There is currently no size or catch limit on the species in an effort to protect the native Pacific salmon population.

“We certainly don’t want them to compete with our natural fish for food or spawning habitat,” said Ralph Downes, Fish and Wildlife game warden on Whidbey.

The Lummi Nation declared a state of emergency on Thursday in response to the situation.

In a statement, Timothy Ballew II, chairman of the Lummi Indian Business Council, encouraged all tribal fishermen to continue fishing the waters through the weekend to remove as many of the fish as possible.

Anglers hoping to catch the fish can use the same lures employed for catching Pacific salmon, such as Buzz Bombs. Downes said lures often used for trout, such as small spinners or spoons, can also be used.

“They’re used to being hand-fed on a routine basis,” he said. “They’re pretty anxious to bite anything that might resemble food.”

Atlantic salmon have reportedly been caught at Bush Point and even as far south as Clinton. Fishers at Bush Point said people have found success there in the early morning and evenings.

Angler Lorne Balanko said he thought it was “amazing” the fish made it to Bush Point so quickly.

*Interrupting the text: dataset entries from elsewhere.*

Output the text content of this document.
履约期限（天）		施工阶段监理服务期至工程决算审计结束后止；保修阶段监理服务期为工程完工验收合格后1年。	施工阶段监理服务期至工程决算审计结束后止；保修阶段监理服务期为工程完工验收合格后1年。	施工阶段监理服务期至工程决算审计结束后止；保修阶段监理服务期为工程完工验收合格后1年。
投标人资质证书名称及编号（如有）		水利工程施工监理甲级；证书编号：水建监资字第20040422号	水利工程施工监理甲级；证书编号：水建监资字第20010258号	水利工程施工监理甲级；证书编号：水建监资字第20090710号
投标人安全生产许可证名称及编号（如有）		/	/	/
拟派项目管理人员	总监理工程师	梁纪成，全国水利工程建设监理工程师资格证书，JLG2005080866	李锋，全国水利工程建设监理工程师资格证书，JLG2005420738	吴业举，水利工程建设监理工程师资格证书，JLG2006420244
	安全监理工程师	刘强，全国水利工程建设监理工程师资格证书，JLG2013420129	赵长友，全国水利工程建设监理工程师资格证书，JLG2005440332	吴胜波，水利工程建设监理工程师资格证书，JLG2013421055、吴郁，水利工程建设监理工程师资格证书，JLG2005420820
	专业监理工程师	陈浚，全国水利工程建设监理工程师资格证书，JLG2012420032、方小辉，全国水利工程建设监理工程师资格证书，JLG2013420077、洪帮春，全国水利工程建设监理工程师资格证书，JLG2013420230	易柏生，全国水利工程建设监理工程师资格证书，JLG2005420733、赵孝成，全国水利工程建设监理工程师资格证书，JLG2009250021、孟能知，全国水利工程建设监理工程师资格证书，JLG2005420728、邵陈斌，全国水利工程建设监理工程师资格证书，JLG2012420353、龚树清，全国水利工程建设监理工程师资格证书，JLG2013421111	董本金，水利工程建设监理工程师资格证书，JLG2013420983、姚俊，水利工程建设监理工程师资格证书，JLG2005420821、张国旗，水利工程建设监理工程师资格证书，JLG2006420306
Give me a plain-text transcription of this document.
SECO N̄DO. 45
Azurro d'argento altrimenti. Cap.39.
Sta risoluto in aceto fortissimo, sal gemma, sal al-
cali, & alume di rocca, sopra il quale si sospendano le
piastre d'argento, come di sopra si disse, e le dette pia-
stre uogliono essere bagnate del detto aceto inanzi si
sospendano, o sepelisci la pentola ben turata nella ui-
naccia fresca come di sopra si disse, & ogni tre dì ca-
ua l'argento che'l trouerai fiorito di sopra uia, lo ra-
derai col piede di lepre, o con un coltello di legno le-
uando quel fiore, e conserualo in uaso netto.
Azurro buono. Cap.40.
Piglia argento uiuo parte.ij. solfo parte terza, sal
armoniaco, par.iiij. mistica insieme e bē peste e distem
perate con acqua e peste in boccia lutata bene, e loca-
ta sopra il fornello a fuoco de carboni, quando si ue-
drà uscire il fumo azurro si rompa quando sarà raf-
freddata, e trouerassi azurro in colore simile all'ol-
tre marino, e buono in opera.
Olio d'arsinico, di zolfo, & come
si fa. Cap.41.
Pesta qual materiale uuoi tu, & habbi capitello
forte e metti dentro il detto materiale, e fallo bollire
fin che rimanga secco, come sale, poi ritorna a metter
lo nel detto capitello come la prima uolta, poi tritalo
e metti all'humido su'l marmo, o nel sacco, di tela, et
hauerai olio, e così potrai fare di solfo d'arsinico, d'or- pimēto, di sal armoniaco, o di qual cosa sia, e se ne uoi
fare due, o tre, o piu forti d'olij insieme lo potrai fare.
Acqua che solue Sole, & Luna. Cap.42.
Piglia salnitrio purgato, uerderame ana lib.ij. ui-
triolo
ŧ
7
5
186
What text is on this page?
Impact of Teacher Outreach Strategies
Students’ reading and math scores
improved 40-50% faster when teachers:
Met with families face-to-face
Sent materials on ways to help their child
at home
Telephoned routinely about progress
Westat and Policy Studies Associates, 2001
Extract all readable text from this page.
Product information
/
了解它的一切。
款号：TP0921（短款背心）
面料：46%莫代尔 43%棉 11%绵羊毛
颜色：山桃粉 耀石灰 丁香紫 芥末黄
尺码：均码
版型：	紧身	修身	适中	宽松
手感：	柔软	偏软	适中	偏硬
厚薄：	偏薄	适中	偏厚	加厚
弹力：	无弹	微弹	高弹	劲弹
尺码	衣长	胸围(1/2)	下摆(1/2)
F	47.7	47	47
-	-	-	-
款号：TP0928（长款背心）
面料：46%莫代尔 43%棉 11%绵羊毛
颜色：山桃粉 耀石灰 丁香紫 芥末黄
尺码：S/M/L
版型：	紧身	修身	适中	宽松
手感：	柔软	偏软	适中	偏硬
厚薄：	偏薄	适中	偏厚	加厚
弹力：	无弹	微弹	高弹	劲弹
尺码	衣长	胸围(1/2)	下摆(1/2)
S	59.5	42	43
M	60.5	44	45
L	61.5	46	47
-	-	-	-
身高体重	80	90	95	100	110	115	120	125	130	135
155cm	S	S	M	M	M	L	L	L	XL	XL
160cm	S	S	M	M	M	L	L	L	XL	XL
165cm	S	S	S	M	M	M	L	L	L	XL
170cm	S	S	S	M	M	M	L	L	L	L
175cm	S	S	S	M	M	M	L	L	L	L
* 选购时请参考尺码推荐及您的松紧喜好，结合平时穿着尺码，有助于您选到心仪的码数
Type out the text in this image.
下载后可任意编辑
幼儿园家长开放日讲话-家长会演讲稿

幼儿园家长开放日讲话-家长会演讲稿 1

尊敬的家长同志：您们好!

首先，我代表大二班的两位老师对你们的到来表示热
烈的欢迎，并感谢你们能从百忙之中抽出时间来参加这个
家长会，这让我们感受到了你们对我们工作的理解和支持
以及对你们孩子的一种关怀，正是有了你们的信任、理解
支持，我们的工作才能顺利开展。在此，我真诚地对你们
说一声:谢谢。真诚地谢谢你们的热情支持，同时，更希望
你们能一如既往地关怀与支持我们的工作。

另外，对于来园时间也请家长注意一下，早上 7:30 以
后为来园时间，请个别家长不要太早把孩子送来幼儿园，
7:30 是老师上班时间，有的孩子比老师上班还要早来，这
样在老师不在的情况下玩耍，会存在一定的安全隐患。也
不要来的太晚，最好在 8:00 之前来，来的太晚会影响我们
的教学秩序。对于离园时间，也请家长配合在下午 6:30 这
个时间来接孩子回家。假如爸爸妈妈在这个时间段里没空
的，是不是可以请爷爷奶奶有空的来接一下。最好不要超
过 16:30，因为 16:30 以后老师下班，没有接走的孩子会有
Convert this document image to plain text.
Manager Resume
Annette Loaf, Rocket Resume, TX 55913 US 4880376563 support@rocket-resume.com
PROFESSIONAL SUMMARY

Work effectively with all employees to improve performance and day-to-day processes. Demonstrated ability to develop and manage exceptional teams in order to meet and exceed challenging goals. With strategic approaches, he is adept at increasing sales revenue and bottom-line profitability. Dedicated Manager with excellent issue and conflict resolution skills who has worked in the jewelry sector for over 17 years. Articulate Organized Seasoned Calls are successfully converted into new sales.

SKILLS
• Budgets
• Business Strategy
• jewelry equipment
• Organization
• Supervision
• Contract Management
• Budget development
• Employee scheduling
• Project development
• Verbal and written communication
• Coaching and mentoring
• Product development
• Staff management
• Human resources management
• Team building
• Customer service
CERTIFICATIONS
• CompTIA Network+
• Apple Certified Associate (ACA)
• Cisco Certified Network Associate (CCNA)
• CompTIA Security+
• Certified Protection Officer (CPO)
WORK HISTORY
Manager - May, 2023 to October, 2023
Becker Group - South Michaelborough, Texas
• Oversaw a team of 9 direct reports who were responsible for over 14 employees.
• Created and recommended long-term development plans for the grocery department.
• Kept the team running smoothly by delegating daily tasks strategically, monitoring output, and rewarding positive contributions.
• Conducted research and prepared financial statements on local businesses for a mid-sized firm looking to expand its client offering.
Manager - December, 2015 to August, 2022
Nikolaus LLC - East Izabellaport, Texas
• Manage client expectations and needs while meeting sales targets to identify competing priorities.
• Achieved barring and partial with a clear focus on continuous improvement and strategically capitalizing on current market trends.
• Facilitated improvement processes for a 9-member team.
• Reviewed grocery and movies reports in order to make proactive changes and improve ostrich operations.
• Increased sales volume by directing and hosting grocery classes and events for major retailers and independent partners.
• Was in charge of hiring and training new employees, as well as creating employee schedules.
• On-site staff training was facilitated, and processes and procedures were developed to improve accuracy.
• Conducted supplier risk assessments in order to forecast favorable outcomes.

“It’ll be interesting to see how this all plays out,” said Balanko.

Fish and Wildlife said in a statement that the released fish are safe to eat. Anglers must have a valid fishing license and must observe gear regulations but don’t have to report Atlantic salmon on their catch record cards.

WDFW posted a salmon identification guide on their webpage at www.wdfw.wa.gov/fishing/salmon/atlantic.html so fishers knowwhat to look for.